Second, he’s an incredible improviser. After finishing his undergrad degree at Northwestern, Colbert came up through the Annoyance/IO improv theater in Chicago, and later through Second City. You can see his improv skill in interviews, occasionally, but the best example came in his “feud” with Bill O’Reilly. After owning O’Reilly on his own show, he went on The O’Reilly Factor…and owned him again. Watch him adjust to O’Reilly on the fly and lead him around in circles:

He’s such a strong improviser that he’ll be able to maintain control of any interview without seeming to be in control—there’s no need for the kind of insecure browbeating or its opposite, the Fallon-esque fawning, that we see so often on late night TV. Colbert will be able to relate to people on their terms, while keeping the interview on his.

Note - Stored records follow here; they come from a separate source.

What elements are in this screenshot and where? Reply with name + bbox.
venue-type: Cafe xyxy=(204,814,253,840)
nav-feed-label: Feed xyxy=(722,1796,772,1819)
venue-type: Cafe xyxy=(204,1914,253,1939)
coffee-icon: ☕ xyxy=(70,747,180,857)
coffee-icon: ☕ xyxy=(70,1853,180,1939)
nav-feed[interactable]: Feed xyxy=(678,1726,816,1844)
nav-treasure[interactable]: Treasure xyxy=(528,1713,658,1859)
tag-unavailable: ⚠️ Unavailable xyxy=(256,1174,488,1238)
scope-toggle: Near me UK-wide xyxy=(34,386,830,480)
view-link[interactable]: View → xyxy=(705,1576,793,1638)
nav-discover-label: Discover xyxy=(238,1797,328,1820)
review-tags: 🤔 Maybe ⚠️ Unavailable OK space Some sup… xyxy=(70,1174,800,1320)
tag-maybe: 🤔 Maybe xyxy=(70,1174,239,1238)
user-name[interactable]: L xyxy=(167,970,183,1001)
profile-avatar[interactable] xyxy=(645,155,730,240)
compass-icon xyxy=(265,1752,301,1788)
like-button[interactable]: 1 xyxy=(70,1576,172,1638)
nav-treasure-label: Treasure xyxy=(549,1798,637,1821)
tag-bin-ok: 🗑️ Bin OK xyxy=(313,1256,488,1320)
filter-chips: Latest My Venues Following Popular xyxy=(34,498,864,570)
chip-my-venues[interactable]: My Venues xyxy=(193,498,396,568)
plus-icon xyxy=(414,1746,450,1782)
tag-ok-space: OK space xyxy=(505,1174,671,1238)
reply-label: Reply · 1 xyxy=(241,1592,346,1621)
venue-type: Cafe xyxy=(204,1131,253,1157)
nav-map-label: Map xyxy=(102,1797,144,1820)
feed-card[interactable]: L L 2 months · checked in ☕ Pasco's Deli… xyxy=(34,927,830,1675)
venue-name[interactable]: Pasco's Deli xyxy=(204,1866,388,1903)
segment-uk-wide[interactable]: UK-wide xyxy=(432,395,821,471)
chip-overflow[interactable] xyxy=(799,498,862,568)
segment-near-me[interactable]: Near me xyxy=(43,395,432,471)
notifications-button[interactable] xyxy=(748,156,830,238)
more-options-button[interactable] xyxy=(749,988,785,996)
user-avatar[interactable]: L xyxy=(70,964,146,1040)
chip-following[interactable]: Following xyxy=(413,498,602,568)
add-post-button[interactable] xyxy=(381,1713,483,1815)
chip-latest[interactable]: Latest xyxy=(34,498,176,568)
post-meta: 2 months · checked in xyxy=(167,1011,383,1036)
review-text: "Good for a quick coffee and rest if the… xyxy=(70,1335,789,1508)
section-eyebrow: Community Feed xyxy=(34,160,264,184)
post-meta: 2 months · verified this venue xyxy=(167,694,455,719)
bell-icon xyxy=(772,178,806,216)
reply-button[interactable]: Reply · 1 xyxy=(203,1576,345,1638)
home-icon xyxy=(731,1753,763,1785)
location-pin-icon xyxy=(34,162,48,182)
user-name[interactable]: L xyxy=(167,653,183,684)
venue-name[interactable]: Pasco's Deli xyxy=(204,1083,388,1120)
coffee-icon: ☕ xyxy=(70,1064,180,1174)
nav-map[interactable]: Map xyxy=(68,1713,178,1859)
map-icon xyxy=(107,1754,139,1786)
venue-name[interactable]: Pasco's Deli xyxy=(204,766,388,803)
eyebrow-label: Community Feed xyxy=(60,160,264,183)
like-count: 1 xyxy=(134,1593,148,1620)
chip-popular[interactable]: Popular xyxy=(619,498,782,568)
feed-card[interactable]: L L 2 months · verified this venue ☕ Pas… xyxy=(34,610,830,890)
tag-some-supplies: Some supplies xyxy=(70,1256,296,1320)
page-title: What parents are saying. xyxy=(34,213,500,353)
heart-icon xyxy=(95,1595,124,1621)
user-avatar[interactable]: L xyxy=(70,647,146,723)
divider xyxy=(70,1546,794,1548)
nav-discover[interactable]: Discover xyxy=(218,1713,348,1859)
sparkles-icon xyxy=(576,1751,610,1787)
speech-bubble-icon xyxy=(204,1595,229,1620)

The combination of intelligence, empathy, and ad-libbing brilliance makes Colbert a perfect fit for The Late Show. Still, watching him conduct his first interview will be an entirely new experience, because even when he spoke with Eminem on public access as a gag this summer, he wasn’t totally himself. Come next Tuesday, the defenses will fall, and he’ll take the stage as late night television’s best hope for honest, illuminating conversation.